Peygamber Efendimiz 628 yılında, Bizans’a bağlı Mısır Hükümdarı Mukavkıs’a (Cüreyr bin Mina) bir mektup yazdı. Sonra sahabeye, “Ey insanlar, sevabını Allah’tan almak üzere bu mektubu Mısır hükümdarına hanginiz götürür?” diye sordu. İlk ortaya atılan Hatıb oldu ve mektubu götürebileceğini söyledi. Peygamber Efendimiz onun bu hareketine çok sevindi ve görevi kendisine verdi.

Hatıb, Peygamber Efendimizin mektubunu Mukavkıs’a götürüp bizzat okudu. Peygamber Efendimiz mektubunda, Mukavkıs’ı İslamiyet’e davet etti. Müslüman ol ki, selameti bulasın, diye yazdı. Hükümdar, mektubun okunmasından sonra Hatıb’a bir çok soru sordu.

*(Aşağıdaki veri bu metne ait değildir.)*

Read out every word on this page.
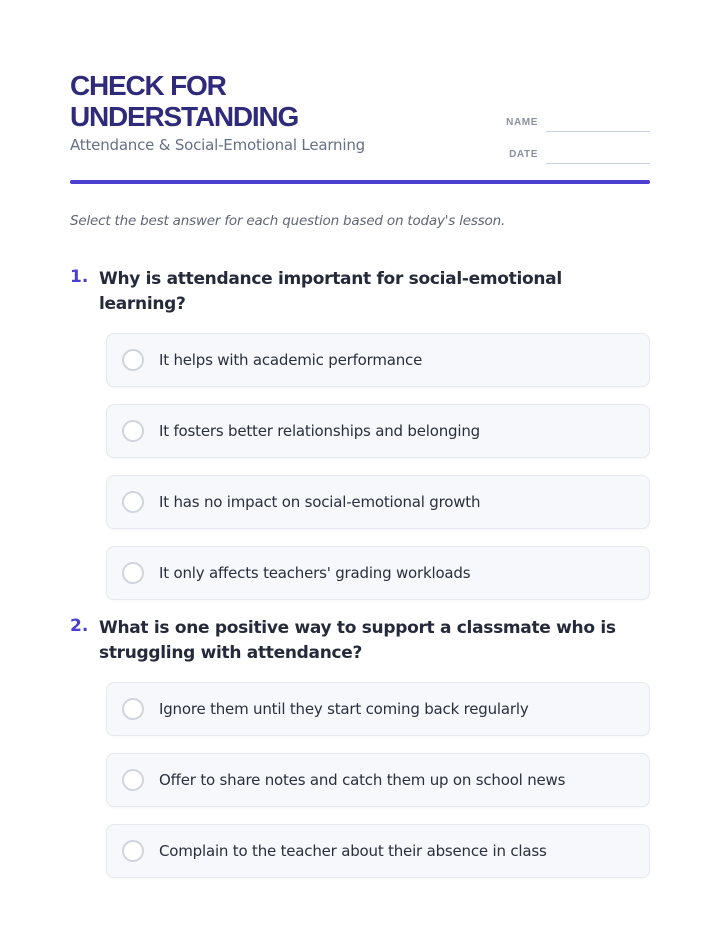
CHECK FOR
UNDERSTANDING
Attendance & Social-Emotional Learning
NAME
DATE
Select the best answer for each question based on today's lesson.
1. Why is attendance important for social-emotional learning?
It helps with academic performance
It fosters better relationships and belonging
It has no impact on social-emotional growth
It only affects teachers' grading workloads
2. What is one positive way to support a classmate who is struggling with attendance?
Ignore them until they start coming back regularly
Offer to share notes and catch them up on school news
Complain to the teacher about their absence in class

Hatıb, sorulan tüm sorulara gayet güzel ve tatminkar cevaplar vererek aynı zamanda iyi bir diplomat örneği de sergiledi. Verdiği cevaplar Mukavkıs üzerinde büyük etki yaptı. Sorularından bir tanesi de; “O gerçekten peygamber ise, kendisini öz yurdundan çıkarıp başka bir yere sığınmak zorunda bırakan kavmine neden beddua etmedi?” (Sahabiler Ansiklopedisi, C. II., s. 462) şeklindeydi. Hatıb:

“Sen Hz. İsa’nın (as) peygamber olduğunu kabul ediyorsun değil mi?” diye sordu. “Evet” cevabını alınca; Hz. İsa’nın kendisine zulmeden kavmine beddua etmediğini, ilahlık iddiasında bulunan Firavun’un hemen helak edilmediğini hatırlattı ve Peygamber Efendimizin de hiç kimseye beddua etmediğini söyledi. Cevaplardan memnun kalan hükümdar Hatıb’a iltifatta bulunduğu gibi, Peygamber Efendimize sunulmak üzere bazı hediyeler verdi.

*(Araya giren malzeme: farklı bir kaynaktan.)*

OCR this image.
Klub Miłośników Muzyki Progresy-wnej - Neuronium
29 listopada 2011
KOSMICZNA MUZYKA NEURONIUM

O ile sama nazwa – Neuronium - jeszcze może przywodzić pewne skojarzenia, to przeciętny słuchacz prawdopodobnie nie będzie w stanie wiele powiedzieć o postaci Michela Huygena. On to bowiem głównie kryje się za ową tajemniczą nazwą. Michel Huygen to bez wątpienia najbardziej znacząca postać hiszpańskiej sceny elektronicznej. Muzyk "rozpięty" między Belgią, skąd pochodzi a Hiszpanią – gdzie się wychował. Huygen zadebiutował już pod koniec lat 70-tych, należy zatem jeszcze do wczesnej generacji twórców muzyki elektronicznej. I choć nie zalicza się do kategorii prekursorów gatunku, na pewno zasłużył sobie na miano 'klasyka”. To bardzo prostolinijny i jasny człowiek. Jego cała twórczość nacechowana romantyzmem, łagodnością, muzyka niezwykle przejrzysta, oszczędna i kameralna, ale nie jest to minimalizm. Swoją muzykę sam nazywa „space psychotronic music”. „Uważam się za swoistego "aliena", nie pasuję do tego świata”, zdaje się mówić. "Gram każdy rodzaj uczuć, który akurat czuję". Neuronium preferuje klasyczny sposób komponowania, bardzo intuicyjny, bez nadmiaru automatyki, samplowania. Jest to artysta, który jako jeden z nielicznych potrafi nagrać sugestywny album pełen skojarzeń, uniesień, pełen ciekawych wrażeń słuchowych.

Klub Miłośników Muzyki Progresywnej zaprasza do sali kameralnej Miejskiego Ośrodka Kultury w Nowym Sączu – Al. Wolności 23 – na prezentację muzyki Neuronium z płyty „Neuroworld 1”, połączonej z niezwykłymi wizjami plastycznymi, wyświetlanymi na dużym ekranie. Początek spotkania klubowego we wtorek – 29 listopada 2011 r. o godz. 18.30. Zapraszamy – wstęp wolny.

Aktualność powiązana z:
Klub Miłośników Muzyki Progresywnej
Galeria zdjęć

Hatıb, Hz. Ebu Bekir (ra) zamanında da Mukavkıs’a elçi olarak bir kez daha gönderildi. Mısır’ın fethine kadar devam edecek olan bir anlaşmanın imzalanmasına muvaffak oldu. Altmış beş yaşlarında ve 650 tarihinde Medine’de vefat etti. Cenaze namazı Hz. Osman (ra) tarafından kılındı. Hayatta olduğu süre zarfında; güzel görünümlü ve güzel giyinen, pratik zeka sahibi bir insan olarak tanındı.

Benzer konuda makaleler:

İlk yorum yapan olun

Makale hakkında düşüncelerinizi paylaşın...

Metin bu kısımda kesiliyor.